Phenotypic landscape of systemic lupus erythematosus: An analysis of the Kyoto Lupus Cohort.

Abstract

The present study aimed to clarify comprehensive relationships among the clinical variables of systemic lupus erythematosus (SLE). We retrospectively surveyed 32 clinical variables in 581 patients and conducted comprehensive association studies among SLE clinical phenotypes. A univariate analysis of all possible combinations was performed, and the results of phenotypic correlations were reduced into two dimensions. We also created a regression formula using L1 regularisation (LASSO) to calculate the probability of exhibiting each phenotype. The univariate analysis identified 26 correlations, including multiple phenotypes with low complement.
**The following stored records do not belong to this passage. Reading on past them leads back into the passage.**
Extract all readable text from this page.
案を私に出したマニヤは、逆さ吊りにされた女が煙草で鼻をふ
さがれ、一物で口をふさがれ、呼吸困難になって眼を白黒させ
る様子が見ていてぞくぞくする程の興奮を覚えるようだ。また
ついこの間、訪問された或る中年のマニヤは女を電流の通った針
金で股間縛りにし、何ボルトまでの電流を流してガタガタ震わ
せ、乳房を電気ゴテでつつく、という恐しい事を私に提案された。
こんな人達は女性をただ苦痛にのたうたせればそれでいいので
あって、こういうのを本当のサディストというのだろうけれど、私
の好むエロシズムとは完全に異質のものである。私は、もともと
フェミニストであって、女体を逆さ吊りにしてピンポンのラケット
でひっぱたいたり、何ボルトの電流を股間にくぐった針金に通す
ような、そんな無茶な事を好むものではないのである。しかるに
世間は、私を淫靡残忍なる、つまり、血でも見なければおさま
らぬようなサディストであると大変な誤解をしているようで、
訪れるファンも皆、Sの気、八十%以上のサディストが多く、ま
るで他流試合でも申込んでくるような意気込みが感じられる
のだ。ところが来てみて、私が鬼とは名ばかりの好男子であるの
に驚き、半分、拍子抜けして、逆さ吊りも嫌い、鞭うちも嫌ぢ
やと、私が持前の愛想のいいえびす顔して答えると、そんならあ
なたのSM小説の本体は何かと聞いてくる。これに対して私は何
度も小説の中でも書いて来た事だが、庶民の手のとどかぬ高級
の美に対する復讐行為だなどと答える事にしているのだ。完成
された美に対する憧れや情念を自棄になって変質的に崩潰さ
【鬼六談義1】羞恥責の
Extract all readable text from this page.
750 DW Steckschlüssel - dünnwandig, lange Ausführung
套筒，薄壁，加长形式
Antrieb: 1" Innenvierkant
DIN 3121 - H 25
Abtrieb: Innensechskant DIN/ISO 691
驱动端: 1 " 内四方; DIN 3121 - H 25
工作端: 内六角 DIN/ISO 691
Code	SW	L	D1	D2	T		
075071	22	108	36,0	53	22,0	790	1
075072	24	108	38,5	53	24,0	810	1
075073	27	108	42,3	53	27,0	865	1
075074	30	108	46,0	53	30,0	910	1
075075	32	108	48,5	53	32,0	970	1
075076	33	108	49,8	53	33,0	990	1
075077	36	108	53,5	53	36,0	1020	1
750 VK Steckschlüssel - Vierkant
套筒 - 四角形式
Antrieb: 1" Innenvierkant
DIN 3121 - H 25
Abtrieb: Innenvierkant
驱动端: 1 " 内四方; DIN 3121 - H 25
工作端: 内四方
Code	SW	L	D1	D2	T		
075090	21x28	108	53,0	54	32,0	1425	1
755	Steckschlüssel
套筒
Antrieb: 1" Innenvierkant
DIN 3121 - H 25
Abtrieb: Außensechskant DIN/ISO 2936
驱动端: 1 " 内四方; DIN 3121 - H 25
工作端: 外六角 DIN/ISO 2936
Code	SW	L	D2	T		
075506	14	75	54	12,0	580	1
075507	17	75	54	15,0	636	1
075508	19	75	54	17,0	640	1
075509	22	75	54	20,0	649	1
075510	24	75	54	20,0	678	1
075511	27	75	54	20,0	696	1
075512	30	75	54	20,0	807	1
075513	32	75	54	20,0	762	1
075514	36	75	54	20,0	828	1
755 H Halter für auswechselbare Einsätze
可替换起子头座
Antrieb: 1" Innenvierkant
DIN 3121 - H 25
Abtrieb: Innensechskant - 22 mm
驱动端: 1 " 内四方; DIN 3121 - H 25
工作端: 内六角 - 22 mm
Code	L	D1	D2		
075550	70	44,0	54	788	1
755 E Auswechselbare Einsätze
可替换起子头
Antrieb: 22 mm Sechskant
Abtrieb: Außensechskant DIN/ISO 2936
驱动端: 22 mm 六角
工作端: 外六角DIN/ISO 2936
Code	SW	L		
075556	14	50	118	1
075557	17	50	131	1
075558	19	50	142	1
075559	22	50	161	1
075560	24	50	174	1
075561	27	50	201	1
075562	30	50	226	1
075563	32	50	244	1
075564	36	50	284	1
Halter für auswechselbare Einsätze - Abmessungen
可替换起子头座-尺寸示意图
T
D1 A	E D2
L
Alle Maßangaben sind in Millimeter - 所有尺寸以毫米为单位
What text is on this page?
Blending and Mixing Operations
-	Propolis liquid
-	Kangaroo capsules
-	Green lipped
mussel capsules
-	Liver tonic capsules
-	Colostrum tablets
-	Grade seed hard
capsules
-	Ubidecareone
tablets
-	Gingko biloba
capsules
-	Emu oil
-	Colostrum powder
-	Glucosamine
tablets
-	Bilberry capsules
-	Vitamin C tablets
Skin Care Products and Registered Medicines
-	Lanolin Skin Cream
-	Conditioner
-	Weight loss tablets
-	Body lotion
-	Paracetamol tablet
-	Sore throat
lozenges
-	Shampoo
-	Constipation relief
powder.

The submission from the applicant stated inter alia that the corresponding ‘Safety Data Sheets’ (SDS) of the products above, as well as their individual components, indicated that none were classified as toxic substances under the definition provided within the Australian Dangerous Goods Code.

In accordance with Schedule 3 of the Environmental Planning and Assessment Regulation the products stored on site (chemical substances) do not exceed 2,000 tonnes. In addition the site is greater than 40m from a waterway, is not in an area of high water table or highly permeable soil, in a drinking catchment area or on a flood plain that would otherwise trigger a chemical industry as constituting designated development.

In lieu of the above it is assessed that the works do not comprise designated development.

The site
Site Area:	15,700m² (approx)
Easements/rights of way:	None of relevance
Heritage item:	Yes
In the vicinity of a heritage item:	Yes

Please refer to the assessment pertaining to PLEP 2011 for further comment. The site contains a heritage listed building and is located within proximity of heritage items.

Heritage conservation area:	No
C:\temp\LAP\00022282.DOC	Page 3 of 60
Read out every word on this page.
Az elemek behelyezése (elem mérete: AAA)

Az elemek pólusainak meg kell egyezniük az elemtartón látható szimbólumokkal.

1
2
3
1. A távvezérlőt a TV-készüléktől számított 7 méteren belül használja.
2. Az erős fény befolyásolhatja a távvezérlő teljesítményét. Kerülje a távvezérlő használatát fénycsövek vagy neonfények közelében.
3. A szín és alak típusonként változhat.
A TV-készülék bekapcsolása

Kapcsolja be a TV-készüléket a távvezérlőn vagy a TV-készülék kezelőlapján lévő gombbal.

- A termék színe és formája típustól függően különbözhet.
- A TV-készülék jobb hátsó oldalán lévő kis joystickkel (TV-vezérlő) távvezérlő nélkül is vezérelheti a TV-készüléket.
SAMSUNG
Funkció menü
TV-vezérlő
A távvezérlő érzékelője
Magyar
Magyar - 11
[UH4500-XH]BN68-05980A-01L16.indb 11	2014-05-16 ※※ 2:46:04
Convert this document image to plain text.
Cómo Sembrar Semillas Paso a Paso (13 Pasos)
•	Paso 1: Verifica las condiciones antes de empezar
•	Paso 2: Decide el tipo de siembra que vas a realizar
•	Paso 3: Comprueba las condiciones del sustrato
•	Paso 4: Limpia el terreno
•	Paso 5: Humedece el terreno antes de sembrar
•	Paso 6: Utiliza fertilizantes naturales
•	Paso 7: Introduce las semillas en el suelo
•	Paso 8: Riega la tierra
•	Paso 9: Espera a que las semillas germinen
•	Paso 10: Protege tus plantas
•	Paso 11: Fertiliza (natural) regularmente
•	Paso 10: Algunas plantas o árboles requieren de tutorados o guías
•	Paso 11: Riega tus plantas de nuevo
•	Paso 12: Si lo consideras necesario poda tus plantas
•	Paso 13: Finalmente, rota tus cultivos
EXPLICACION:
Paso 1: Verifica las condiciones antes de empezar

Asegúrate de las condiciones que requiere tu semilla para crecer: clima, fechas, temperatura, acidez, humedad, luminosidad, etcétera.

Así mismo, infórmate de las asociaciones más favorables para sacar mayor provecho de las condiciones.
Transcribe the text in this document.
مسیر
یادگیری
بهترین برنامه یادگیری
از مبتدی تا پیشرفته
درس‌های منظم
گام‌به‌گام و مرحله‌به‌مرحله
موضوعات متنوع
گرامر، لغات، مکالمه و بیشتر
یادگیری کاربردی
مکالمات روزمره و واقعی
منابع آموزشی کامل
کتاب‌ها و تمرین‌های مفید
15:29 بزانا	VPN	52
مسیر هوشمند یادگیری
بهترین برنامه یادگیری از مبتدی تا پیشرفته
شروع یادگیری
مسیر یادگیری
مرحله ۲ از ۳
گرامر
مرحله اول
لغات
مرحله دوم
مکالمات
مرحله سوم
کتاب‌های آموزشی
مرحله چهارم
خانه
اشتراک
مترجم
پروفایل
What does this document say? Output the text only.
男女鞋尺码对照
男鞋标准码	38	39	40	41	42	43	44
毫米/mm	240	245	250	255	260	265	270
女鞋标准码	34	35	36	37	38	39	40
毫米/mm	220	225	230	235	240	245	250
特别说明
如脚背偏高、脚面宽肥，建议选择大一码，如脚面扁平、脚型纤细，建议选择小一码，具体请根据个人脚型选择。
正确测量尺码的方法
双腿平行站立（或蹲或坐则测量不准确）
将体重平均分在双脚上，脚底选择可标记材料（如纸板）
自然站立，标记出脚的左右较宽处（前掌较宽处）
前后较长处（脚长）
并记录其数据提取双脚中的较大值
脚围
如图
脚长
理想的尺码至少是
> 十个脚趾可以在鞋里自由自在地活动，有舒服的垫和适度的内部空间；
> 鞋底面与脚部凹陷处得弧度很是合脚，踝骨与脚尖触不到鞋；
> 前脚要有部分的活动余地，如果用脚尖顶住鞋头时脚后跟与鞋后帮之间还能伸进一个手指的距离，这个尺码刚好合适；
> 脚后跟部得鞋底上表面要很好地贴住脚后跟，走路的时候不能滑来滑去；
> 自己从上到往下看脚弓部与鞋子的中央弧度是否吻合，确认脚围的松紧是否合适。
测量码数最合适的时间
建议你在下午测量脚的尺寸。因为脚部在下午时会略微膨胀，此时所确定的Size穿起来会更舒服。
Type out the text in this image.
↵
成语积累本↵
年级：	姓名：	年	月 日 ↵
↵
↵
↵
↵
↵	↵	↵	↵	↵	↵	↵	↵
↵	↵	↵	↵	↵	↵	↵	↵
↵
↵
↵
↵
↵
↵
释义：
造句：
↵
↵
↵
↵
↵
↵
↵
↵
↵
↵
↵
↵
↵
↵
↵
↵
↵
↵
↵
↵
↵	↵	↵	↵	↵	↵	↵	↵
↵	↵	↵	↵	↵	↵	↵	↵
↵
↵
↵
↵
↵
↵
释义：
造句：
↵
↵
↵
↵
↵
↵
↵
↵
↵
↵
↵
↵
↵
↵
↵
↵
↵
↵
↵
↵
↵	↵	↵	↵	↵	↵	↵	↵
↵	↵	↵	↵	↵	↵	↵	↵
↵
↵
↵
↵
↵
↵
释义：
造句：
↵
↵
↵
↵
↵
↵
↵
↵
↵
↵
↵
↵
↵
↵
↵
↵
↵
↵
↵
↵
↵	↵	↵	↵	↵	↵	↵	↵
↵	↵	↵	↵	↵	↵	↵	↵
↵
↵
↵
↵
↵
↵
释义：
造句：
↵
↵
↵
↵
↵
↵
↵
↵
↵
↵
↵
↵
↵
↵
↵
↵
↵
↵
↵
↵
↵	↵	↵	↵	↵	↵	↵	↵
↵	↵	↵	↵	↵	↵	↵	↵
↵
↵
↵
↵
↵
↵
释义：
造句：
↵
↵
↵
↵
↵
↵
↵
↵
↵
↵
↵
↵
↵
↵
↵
Some unpredicted correlations were identified, including fever and the anti-Sm antibody (odds ratio; OR = 2.3, p = 1.6 × 10-5) or thrombocytopenia and psychosis (OR = 3.7, p = 3.2 × 10-5). The multivariate analysis accurately estimated the probability of exhibiting each phenotype (area under the curve > 0.7) in 10 out of 20 phenotypes. The present results show the phenotypic architecture of SLE and represent a model for estimating the probability of exhibiting each phenotype. They also offer insights into the pathology of SLE and estimating the probability of the onset of new phenotypes in clinical practice.